Investigators at Children's Hospital of Montefiore, Albert Einstein College of Medicine, NY, determined the incidence of posterior reversible encephalopathy syndrome (PRES) in a pediatric critical care unit. Ten patients <21 years of age with PRES (incidence of 1 in 259 admissions, 0.4%) were studied. Nine patients presented with generalized tonic and/or clonic seizures. Continuous EEG showed generalized slowing but no epileptiform activity. Risk factors included hypertension, cytotoxin medication use, and anemia. Comorbidities included systemic lupus erythematosus, inflammatory bowel disease, ulcerative colitis, liver cirrhosis, pulmonary embolism, renal insufficiency, septic shock, and acute chest syndrome. One-year follow-up showed no residual neurological deficits and resolution of white matter signal abnormalities on neuroimaging. 

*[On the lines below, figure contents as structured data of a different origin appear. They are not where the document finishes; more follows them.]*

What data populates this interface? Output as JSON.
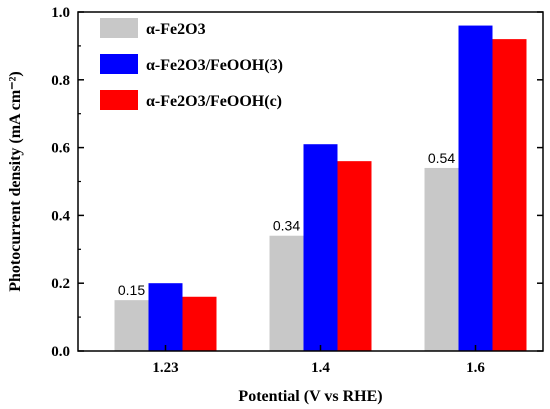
{
  "chart_data": {
    "type": "bar",
    "categories": [
      "1.23",
      "1.4",
      "1.6"
    ],
    "series": [
      {
        "name": "α-Fe2O3",
        "values": [
          0.15,
          0.34,
          0.54
        ],
        "color": "#c8c8c8"
      },
      {
        "name": "α-Fe2O3/FeOOH(3)",
        "values": [
          0.2,
          0.61,
          0.96
        ],
        "color": "#0000ff"
      },
      {
        "name": "α-Fe2O3/FeOOH(c)",
        "values": [
          0.16,
          0.56,
          0.92
        ],
        "color": "#ff0000"
      }
    ],
    "data_labels": [
      "0.15",
      "0.34",
      "0.54"
    ],
    "xlabel": "Potential (V vs RHE)",
    "ylabel": "Photocurrent density (mA cm⁻²)",
    "ylim": [
      0.0,
      1.0
    ],
    "yticks": [
      "0.0",
      "0.2",
      "0.4",
      "0.6",
      "0.8",
      "1.0"
    ],
    "legend_position": "top-left",
    "grid": false
  }
}
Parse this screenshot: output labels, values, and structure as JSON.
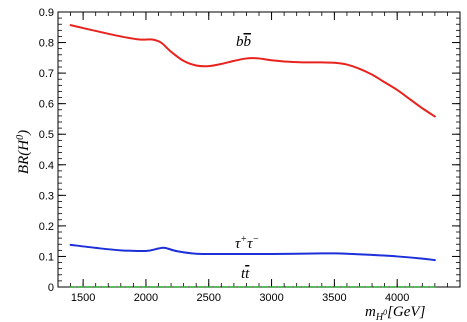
{
  "chart_data": {
    "type": "line",
    "title": "",
    "xlabel": "m_{H^0}[GeV]",
    "ylabel": "BR(H^0)",
    "xlim": [
      1300,
      4500
    ],
    "ylim": [
      0,
      0.9
    ],
    "xticks": [
      1500,
      2000,
      2500,
      3000,
      3500,
      4000
    ],
    "yticks": [
      0,
      0.1,
      0.2,
      0.3,
      0.4,
      0.5,
      0.6,
      0.7,
      0.8,
      0.9
    ],
    "xtick_labels": [
      "1500",
      "2000",
      "2500",
      "3000",
      "3500",
      "4000"
    ],
    "ytick_labels": [
      "0",
      "0.1",
      "0.2",
      "0.3",
      "0.4",
      "0.5",
      "0.6",
      "0.7",
      "0.8",
      "0.9"
    ],
    "grid": false,
    "series": [
      {
        "name": "b b̄",
        "color": "#e8231e",
        "x": [
          1400,
          1600,
          1800,
          1950,
          2050,
          2120,
          2200,
          2300,
          2400,
          2500,
          2600,
          2700,
          2800,
          2850,
          2900,
          3000,
          3100,
          3200,
          3300,
          3400,
          3500,
          3600,
          3700,
          3800,
          3900,
          4000,
          4100,
          4200,
          4300
        ],
        "y": [
          0.857,
          0.838,
          0.82,
          0.81,
          0.81,
          0.8,
          0.77,
          0.74,
          0.725,
          0.723,
          0.73,
          0.74,
          0.748,
          0.749,
          0.748,
          0.742,
          0.738,
          0.736,
          0.735,
          0.735,
          0.734,
          0.728,
          0.714,
          0.695,
          0.67,
          0.645,
          0.615,
          0.585,
          0.558
        ]
      },
      {
        "name": "τ⁺τ⁻",
        "color": "#1c2fd9",
        "x": [
          1400,
          1600,
          1800,
          2000,
          2100,
          2150,
          2250,
          2400,
          2600,
          2800,
          3000,
          3200,
          3400,
          3500,
          3600,
          3800,
          4000,
          4200,
          4300
        ],
        "y": [
          0.138,
          0.128,
          0.12,
          0.118,
          0.126,
          0.128,
          0.117,
          0.109,
          0.108,
          0.108,
          0.108,
          0.109,
          0.11,
          0.11,
          0.109,
          0.105,
          0.1,
          0.093,
          0.088
        ]
      },
      {
        "name": "t t̄",
        "color": "#2aa02a",
        "x": [
          1400,
          4300
        ],
        "y": [
          0.0,
          0.0
        ]
      }
    ],
    "annotations": [
      {
        "text_main": "b",
        "text_bar": "b",
        "x": 2780,
        "y": 0.79,
        "series": "bb"
      },
      {
        "text_main": "τ",
        "sup1": "+",
        "text_main2": "τ",
        "sup2": "−",
        "x": 2750,
        "y": 0.13,
        "series": "tautau"
      },
      {
        "text_main": "t",
        "text_bar": "t",
        "x": 2800,
        "y": 0.035,
        "series": "tt"
      }
    ]
  }
}
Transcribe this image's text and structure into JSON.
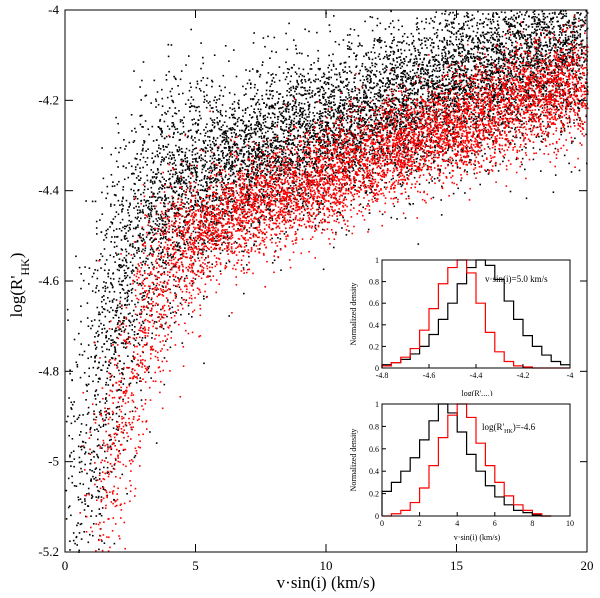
{
  "chart_data": [
    {
      "type": "scatter",
      "title": "",
      "xlabel": "v·sin(i) (km/s)",
      "ylabel": "log(R'HK)",
      "ylabel_parts": {
        "base": "log(R'",
        "sub": "HK",
        "close": ")"
      },
      "xlim": [
        0,
        20
      ],
      "ylim": [
        -5.2,
        -4.0
      ],
      "xticks": [
        0,
        5,
        10,
        15,
        20
      ],
      "yticks": [
        -5.2,
        -5.0,
        -4.8,
        -4.6,
        -4.4,
        -4.2,
        -4.0
      ],
      "xtick_labels": [
        "0",
        "5",
        "10",
        "15",
        "20"
      ],
      "ytick_labels": [
        "-5.2",
        "-5",
        "-4.8",
        "-4.6",
        "-4.4",
        "-4.2",
        "-4"
      ],
      "grid": false,
      "series": [
        {
          "color": "#000000",
          "model": "log(R'HK) ≈ -4.38 - 0.42·exp(-(v-1.5)/1.7) + 0.012·v, broad scatter",
          "points": [
            [
              0.5,
              -5.15
            ],
            [
              1.0,
              -4.95
            ],
            [
              1.5,
              -4.8
            ],
            [
              2.0,
              -4.62
            ],
            [
              2.5,
              -4.55
            ],
            [
              3.0,
              -4.48
            ],
            [
              3.5,
              -4.42
            ],
            [
              4.0,
              -4.4
            ],
            [
              5.0,
              -4.38
            ],
            [
              6.0,
              -4.35
            ],
            [
              7.0,
              -4.33
            ],
            [
              8.0,
              -4.3
            ],
            [
              10.0,
              -4.27
            ],
            [
              12.0,
              -4.22
            ],
            [
              14.0,
              -4.18
            ],
            [
              16.0,
              -4.14
            ],
            [
              18.0,
              -4.1
            ],
            [
              20.0,
              -4.07
            ]
          ]
        },
        {
          "color": "#ff0000",
          "model": "red cloud offset to higher v·sin(i), narrower scatter",
          "points": [
            [
              1.5,
              -5.15
            ],
            [
              2.0,
              -4.95
            ],
            [
              2.5,
              -4.8
            ],
            [
              3.0,
              -4.68
            ],
            [
              3.5,
              -4.6
            ],
            [
              4.0,
              -4.55
            ],
            [
              5.0,
              -4.5
            ],
            [
              6.0,
              -4.46
            ],
            [
              7.0,
              -4.43
            ],
            [
              8.0,
              -4.41
            ],
            [
              10.0,
              -4.37
            ],
            [
              12.0,
              -4.32
            ],
            [
              14.0,
              -4.27
            ],
            [
              16.0,
              -4.23
            ],
            [
              18.0,
              -4.19
            ],
            [
              20.0,
              -4.16
            ]
          ]
        }
      ]
    },
    {
      "type": "line",
      "annotation": "v·sin(i)=5.0 km/s",
      "xlabel_parts": {
        "base": "log(R'",
        "sub": "HK",
        "close": ")"
      },
      "ylabel": "Normalized density",
      "xlim": [
        -4.8,
        -4.0
      ],
      "ylim": [
        0,
        1
      ],
      "xtick_labels": [
        "-4.8",
        "-4.6",
        "-4.4",
        "-4.2",
        "-4"
      ],
      "ytick_labels": [
        "0",
        "0.2",
        "0.4",
        "0.6",
        "0.8",
        "1"
      ],
      "x": [
        -4.78,
        -4.74,
        -4.7,
        -4.66,
        -4.62,
        -4.58,
        -4.54,
        -4.5,
        -4.46,
        -4.42,
        -4.38,
        -4.34,
        -4.3,
        -4.26,
        -4.22,
        -4.18,
        -4.14,
        -4.1,
        -4.06,
        -4.02
      ],
      "series": [
        {
          "color": "#000000",
          "values": [
            0.03,
            0.05,
            0.08,
            0.13,
            0.2,
            0.31,
            0.45,
            0.6,
            0.78,
            0.93,
            1.0,
            0.95,
            0.82,
            0.62,
            0.45,
            0.3,
            0.2,
            0.12,
            0.06,
            0.03
          ]
        },
        {
          "color": "#ff0000",
          "values": [
            0.02,
            0.05,
            0.1,
            0.18,
            0.35,
            0.55,
            0.78,
            0.93,
            1.0,
            0.88,
            0.6,
            0.33,
            0.15,
            0.06,
            0.02,
            0.01,
            0.0,
            0.0,
            0.0,
            0.0
          ]
        }
      ]
    },
    {
      "type": "line",
      "annotation": "log(R'HK)=-4.6",
      "annotation_parts": {
        "base": "log(R'",
        "sub": "HK",
        "rest": ")=-4.6"
      },
      "xlabel": "v·sin(i) (km/s)",
      "ylabel": "Normalized density",
      "xlim": [
        0,
        10
      ],
      "ylim": [
        0,
        1
      ],
      "xtick_labels": [
        "0",
        "2",
        "4",
        "6",
        "8",
        "10"
      ],
      "ytick_labels": [
        "0",
        "0.2",
        "0.4",
        "0.6",
        "0.8",
        "1"
      ],
      "x": [
        0.25,
        0.75,
        1.25,
        1.75,
        2.25,
        2.75,
        3.25,
        3.75,
        4.25,
        4.75,
        5.25,
        5.75,
        6.25,
        6.75,
        7.25,
        7.75,
        8.25,
        8.75
      ],
      "series": [
        {
          "color": "#000000",
          "values": [
            0.22,
            0.3,
            0.4,
            0.52,
            0.68,
            0.85,
            1.0,
            0.92,
            0.75,
            0.55,
            0.4,
            0.27,
            0.17,
            0.1,
            0.05,
            0.03,
            0.01,
            0.0
          ]
        },
        {
          "color": "#ff0000",
          "values": [
            0.0,
            0.02,
            0.05,
            0.12,
            0.25,
            0.45,
            0.7,
            0.9,
            1.0,
            0.88,
            0.65,
            0.45,
            0.3,
            0.18,
            0.1,
            0.05,
            0.02,
            0.0
          ]
        }
      ]
    }
  ]
}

COMMENT. PRES, also referred to as hypertensive encephalopathy or reversible posterior leukoencephalopathy syndrome, is a clinical syndrome that results from disruption of the blood-brain barrier and vasogenic edema, demonstrated on MRI with hyperintense signals in the posterior cerebral white matter.
PRES in an infant 35 days old is reported from the Mayo Clinic. The syndrome is rare in children less than 1 year. The infant had a history of obstructive sleep apnea, laryngomalacia, and choanal atresia. While undergoing bronchoscopy, she developed apneic episodes with stiffening of extremities. EEG revealed occipital lobe onset seizures, and MRI showed hyperintense T2 signal in both posterior temporal and parieto-occipital lobes. A labile blood pressure was normalized and seizures abated with fosphenytoin and levetiracetam. At 3 month of age, resolution of MRI abnormality confirmed the diagnosis of PRES. 
PRES and risk of epilepsy. The incidence of subsequent epilepsy was 2.25 fold higher in patients with hypertensive encephalopathy (HE) than in controls, in a nationwide population-based study in Taiwan. The incidence of epilepsy was higher in men, younger patients with HE, and in those with brain disorders.